One of my greatest joys as a parent is singing Modeh (or Modah) Ani Lefanekha every morning with my children after they wake up. The tune for it is catchy, but the meaning of these three simple words is anything but elementary. Note that we do not say, “Ani Modeh Lefanekha,” “I am grateful to you God,” but rather “Modeh Ani Lefanekha,” “Grateful I am to You God.” Rabbi Held suggests that this teaches us that there is no self without gratitude. Before we can say Ani, “I,” we must first express our gratitude to God for having been created.

Besides prayers, how do we show our gratitude to God for the incredible gifts in our lives? Put simply, we are called to give what we have been given. We strive to walk in God’s ways by acting with hesed, with kindness, with compassion, and with determination to make a positive impact on our world.
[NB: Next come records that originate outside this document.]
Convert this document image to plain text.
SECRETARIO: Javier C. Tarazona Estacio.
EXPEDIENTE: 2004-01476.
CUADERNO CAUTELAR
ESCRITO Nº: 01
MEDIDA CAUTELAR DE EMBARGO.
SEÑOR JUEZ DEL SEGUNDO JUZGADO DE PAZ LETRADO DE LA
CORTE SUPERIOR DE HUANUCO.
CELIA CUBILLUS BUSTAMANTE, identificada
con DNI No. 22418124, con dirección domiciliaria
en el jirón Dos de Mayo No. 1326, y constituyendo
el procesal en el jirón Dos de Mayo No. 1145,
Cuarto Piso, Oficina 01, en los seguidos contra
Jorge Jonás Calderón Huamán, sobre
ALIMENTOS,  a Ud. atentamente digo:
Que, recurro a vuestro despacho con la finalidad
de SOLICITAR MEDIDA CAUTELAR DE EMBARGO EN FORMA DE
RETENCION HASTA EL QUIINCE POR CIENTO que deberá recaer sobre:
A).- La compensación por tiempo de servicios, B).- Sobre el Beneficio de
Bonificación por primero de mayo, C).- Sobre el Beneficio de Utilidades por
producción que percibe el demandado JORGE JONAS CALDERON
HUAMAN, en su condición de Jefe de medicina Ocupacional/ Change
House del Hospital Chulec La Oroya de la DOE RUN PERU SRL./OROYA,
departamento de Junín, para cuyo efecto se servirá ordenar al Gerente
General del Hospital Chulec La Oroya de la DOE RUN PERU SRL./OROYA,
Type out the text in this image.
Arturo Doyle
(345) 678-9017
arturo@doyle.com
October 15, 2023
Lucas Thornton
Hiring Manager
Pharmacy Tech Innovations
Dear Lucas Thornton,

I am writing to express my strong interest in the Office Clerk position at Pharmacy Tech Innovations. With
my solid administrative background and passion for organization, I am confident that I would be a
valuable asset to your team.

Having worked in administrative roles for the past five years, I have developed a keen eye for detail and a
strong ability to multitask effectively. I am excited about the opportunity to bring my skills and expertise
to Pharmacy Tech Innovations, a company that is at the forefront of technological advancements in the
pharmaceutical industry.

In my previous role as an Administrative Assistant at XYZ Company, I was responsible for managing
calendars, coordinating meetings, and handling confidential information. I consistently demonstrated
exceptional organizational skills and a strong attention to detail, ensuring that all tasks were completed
It all starts with gratitude, by acknowledging the miracles large and small that God has performed for our people over the centuries and continues to perform for us today. Cultivating a sense of thankfulness begins with how we see our world. There is a teaching that we should recite 100 blessings every day. The point of saying so many blessings every day is to help us be more aware of the people, the world, and the miracles that surround us.

What are you thankful for this year? This central question of Thanksgiving expresses a central tenet of Judaism. The feelings of gratitude that our tradition encourages us to express are an important piece of living a Jewish life. Let us think deeply about this question not only on Thanksgiving, but also on every day of the year.